Director: Sam Raimi
Cast: James Franco, Michelle Williams, Mila Kunis, Rachel Weisz, Zach Braff
Running Time: 130 minutes
Release Date: March 8
3D: Worth it
Oz the Great and Powerful is a strange anomaly, serving as both a prequel and reboot of the known franchise—The Man Behind The Curtain Begins if you will. Oscar Diggs (James Franco) is an illusionist and grifter living in Dust Bowl era Kansas, traveling from town to town with a circus. His serial womanising catches up with him and when fleeing a strongman in a hot-air balloon he navigates into a tornado and is transported to Oz, a distant world not at all like his own. Here, he is the declared the great wizard who is destined to defeat the Wicked Witch and free the land. But will this conjuring chancer be up to task?
If there’s one thing that Raimi has been teaching us in his movies for the last ten years, it’s that to be great and powerful, you must be greatly responsible, or something like that. And with Oz that same fluffy moral growth is on full display, ramped up even more with the grating inclusion of the archetypal annoying Disney child character—here a girl made out of china.
It’s not all humdrum though. As the evil Evanora, Rachel Weisz has a field day, cackling her way through proceedings while Michelle William’s Glenda is every bit her worth and rival. Of the three witches, it’s Mila Kunis who struggles, her charming and coy act is fine but when she shifts a gear to shrill and maniacal, it’s not pretty. Zach Braff generates some decent laughs while reminding us he’s still alive—when you gonna drop Garden State 2 on us, buddy?—in a double role as Oz’s assistant and, later, a flying monkey.

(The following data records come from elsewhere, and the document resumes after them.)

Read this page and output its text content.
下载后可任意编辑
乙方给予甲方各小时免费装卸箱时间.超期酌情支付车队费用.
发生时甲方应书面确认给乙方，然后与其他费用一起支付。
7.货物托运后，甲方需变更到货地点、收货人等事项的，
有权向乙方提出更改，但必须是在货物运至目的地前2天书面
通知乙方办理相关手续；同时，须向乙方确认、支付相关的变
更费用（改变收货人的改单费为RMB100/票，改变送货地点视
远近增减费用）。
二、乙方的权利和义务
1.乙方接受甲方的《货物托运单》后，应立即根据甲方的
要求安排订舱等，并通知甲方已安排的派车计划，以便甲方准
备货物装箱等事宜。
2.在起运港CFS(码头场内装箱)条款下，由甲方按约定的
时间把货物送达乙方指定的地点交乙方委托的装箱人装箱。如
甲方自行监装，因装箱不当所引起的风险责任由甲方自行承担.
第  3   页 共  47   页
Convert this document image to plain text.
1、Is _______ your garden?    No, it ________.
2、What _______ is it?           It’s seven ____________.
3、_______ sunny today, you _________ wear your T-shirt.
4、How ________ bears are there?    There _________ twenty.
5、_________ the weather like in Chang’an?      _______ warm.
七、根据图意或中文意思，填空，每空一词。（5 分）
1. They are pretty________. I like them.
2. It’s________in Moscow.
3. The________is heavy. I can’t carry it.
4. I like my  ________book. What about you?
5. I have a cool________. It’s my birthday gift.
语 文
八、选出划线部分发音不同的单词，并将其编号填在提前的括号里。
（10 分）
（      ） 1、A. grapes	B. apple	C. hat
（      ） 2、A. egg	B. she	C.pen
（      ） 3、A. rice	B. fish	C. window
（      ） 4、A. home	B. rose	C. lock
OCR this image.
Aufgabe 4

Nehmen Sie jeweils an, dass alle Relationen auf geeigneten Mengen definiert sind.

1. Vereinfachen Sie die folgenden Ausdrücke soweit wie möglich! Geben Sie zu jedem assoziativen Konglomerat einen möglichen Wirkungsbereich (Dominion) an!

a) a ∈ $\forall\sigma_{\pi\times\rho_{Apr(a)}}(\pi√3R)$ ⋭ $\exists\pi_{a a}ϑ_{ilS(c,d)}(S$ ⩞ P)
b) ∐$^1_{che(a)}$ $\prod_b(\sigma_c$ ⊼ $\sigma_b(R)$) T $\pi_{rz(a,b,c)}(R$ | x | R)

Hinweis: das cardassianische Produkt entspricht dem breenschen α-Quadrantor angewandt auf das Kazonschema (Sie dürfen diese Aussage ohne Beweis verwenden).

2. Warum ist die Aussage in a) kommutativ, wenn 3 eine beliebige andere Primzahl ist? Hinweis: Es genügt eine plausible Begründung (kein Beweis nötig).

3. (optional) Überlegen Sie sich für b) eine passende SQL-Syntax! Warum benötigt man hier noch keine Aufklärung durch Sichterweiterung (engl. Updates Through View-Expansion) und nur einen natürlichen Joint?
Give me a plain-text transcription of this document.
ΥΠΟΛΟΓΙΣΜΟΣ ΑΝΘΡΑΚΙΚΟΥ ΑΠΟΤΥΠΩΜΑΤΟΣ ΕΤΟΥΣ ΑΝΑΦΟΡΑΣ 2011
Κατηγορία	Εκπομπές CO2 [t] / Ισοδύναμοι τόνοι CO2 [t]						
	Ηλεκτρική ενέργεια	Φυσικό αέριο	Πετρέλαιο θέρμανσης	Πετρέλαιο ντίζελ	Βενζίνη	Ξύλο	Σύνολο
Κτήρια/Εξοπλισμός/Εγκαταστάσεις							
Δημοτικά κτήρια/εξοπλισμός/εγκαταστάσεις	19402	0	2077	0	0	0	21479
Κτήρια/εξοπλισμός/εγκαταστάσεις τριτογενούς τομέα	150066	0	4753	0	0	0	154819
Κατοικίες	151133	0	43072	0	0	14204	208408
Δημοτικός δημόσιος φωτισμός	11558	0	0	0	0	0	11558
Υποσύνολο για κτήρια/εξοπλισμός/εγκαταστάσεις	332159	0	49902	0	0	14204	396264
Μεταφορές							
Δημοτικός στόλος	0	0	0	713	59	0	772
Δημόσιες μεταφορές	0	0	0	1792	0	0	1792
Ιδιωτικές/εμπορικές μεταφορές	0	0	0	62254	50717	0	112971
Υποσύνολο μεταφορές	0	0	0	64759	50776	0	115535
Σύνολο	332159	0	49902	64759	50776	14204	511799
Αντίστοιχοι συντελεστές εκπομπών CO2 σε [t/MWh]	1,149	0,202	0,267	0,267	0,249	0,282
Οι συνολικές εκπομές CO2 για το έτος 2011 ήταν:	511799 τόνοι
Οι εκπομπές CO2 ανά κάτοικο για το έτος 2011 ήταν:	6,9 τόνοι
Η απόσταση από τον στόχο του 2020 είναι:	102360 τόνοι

And while the supporting cast is generally strong, it’s Franco’s performance as the grifting Oz that disappoints the most. His half-baked charisma and lecherous horndog approach to the Wizard is an odd one for a kid’s film—you get the impression that his only preparation for the role was countless smokey nights watching the 1939 original while trying to sync it just right with Pink Floyd’s Dark Side Of The Moon.
Being that this is a massive $200m Disney movie, it looks every penny of it. A dull, monochromatic opening scene only lures you into the false sense of security before you’re bludgeoned with its full screen multicoloured 3D scope. Raimi injects some of his own flourishes into proceedings; the crash zooms and elemental horror of Evil Dead and the vast, glorious landscape shots of Spider-Man. It does however hold the air that this could possibly have been a Tim Burton adventure, particularly Danny Elfman’s score that is exceptionally Danny Elfman-esque, like a Danny Elfman tribute act led by Danny Elfman.
Ultimately, a movie this big originating from the Mouse House is made with one demographic in mind and it certainly hits just the right amount of elements to satisfy the young’uns, even throwing in some genuine frights. Unfortunately for big kids, Franco’s inability to carry the movie and massive globs of saccharine schmaltz might just prove too much to swallow.